The UK is set to remain in the EU until 31 October and take part in next month’s European elections, after Theresa May accepted a new extension granted by EU leaders in the early hours of Thursday morning (11 April) that will prevent the UK crashing out of the bloc at the end of the week.
“Please do not waste this time,” European Council President Donald Tusk warned British MPs after the discussion ended at an emergency summit.
Under the agreed deal, the extension will run until 31 October. But it does not take a no-deal Brexit completely off the table – the UK will be kicked out of the bloc if they fail to hold European elections on 23 May. The UK government has already made plans to organise the polls.
EU leaders will also review the state of play at the regular European Council summit scheduled for June 20-21. “The review in June is not to revise the date, but only to assess the situation,” an EU diplomat clarified.
Most member states were sanguine about the prospect of ‘sincere cooperation’, with diplomats pointing out that the UK would be unable to block an agreement on the EU’s next seven-year budget and would, in practice, have few if any opportunities to use a veto.
However, British participation in the European elections could change the political balance in the next European legislature, EU officials fear, as Britons are likely to elect a strong contingent of Eurosceptic lawmakers, on the back of public anger at Theresa May’s failure to deliver Brexit. This would boost already large numbers of nationalists who seek to weaken the bloc.

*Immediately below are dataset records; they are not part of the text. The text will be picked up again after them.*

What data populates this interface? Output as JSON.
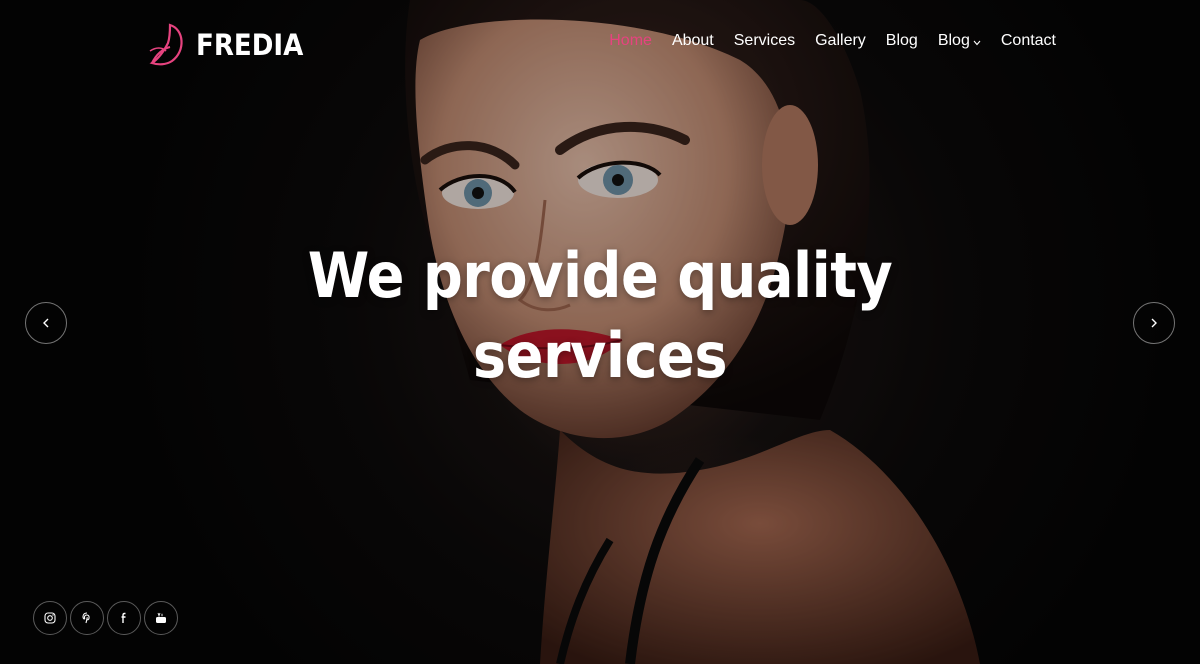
{
  "brand": {
    "name": "FREDIA",
    "accent_color": "#e6437f",
    "logo_icon": "butterfly-icon"
  },
  "nav": {
    "items": [
      {
        "label": "Home",
        "active": true
      },
      {
        "label": "About",
        "active": false
      },
      {
        "label": "Services",
        "active": false
      },
      {
        "label": "Gallery",
        "active": false
      },
      {
        "label": "Blog",
        "active": false
      },
      {
        "label": "Blog",
        "active": false,
        "dropdown": true
      },
      {
        "label": "Contact",
        "active": false
      }
    ]
  },
  "hero": {
    "headline_line1": "We provide quality",
    "headline_line2": "services",
    "prev_icon": "chevron-left-icon",
    "next_icon": "chevron-right-icon"
  },
  "social": {
    "icons": [
      "instagram-icon",
      "pinterest-icon",
      "facebook-icon",
      "youtube-icon"
    ]
  }
}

EU officials also floated the idea of considering an extension of the Commission’s mandate should Britain be granted a long delay to its planned exit date, a senior official said on Wednesday.
Diplomats annoyed at Macron
As the talks went into Thursday morning, French President Emmanuel Macron – with backing from Belgium, Austria and some smaller EU states – pushed the hardest line on Brexit in the EU and called for a short delay of only a few weeks, demanding solid guarantees that London would not interfere in EU business during that time.
A number of diplomats from other member states expressed annoyance at the fact that Paris was introducing even more uncertainty and Macron soon found himself isolated.
“Their behaviour is annoying, just posturing to show how important and powerful they are,” one EU diplomat said. “On the one hand, they say no-deal is not that bad but then ask EU help for their fisheries in case of a no-deal. It’s either one or the other.”
Another diplomat said: “He (Macron) is in a bit of a schizophrenic situation – (his) domestic audience demands that he is tough on Britain for historical reasons. On the other hand, France is among the most hit in any no-deal Brexit. It will take hours before we pull him down from his tree.”
Having backed down, Macron described the 31 October deadline as “the best possible compromise” which would allow the UK to deliver Brexit and preserve the functioning of the EU.
Quite some tension in the room. "We are solving your domestic problems at this point," #Juncker supposedly threw at #Macron in a rather heated exchange of words, an EU source told me. #France isolated with stance on short extension while new 31 October #Brexit date is floated.
— Alexandra Brzozowski (@alex_owski) April 10, 2019
Although the autumn deadline is far longer than the 30 June extension May initially requested, UK officials told EURACTIV that, in practice, the October deadline changes little as the prime minister wants MPs to pass the Withdrawal Agreement in the coming weeks to avoid the need for European elections to be held.
“I continue to believe that we need to leave the EU with a deal as soon as possible,” May told reporters following the summit.
“If we are able to pass a deal in the first three weeks of May, we will not have to take part in European elections and will officially leave the EU on Saturday, 1st June,” May insisted.
She added that “the choices we now face are stark and clear”, adding that “I do not pretend that the next few weeks will be easy to break the deadlock”.
May does not need to get the House of Commons to approve the extension, and her EU ambassador Tim Barrow has already formally accepted the extension on behalf of her government.
However, the prospect of a lengthy delay to Brexit will only intensify pressure from within her own Conservative party, which is expected to suffer heavy losses in the European elections.
Extension beyond October?
Nonetheless, the October deadline makes it very hard for Conservative rebels to topple her premiership, as party rules dictate that they cannot table a no-confidence vote in her leadership of the party before December.
But October might not be final deadline. The deadlock in Westminster shows few signs of being broken, although May’s officials told reporters that “technical talks” with the opposition Labour party would continue later on Thursday.
In the end, neither Tusk nor German Chancellor Angela Merkel ruled out a further extension beyond October, with Tusk commenting that the six months “could be enough for a good solution if there is goodwill”.
“It is good from our side not to make pressure,” Merkel told reporters in Brussels.
“We have a June Council, we have an October Council and we agreed that we will assess what the state of play is then,” said Merkel.
Meanwhile, Dutch Prime Minister Mark Rutte, who had initially held out for a one-year extension, warned that “if she cannot ratify the deal by then (October), there would be a no deal Brexit.”
For many in the UK and Brussels, the lengthy delay to Brexit is being viewed as a sign that the prospect of the UK remaining in the bloc is becoming less remote.
“Maybe we can avoid the UK leaving the EU – this is obviously not my role, but it’s my personal, quiet dream,” said Tusk.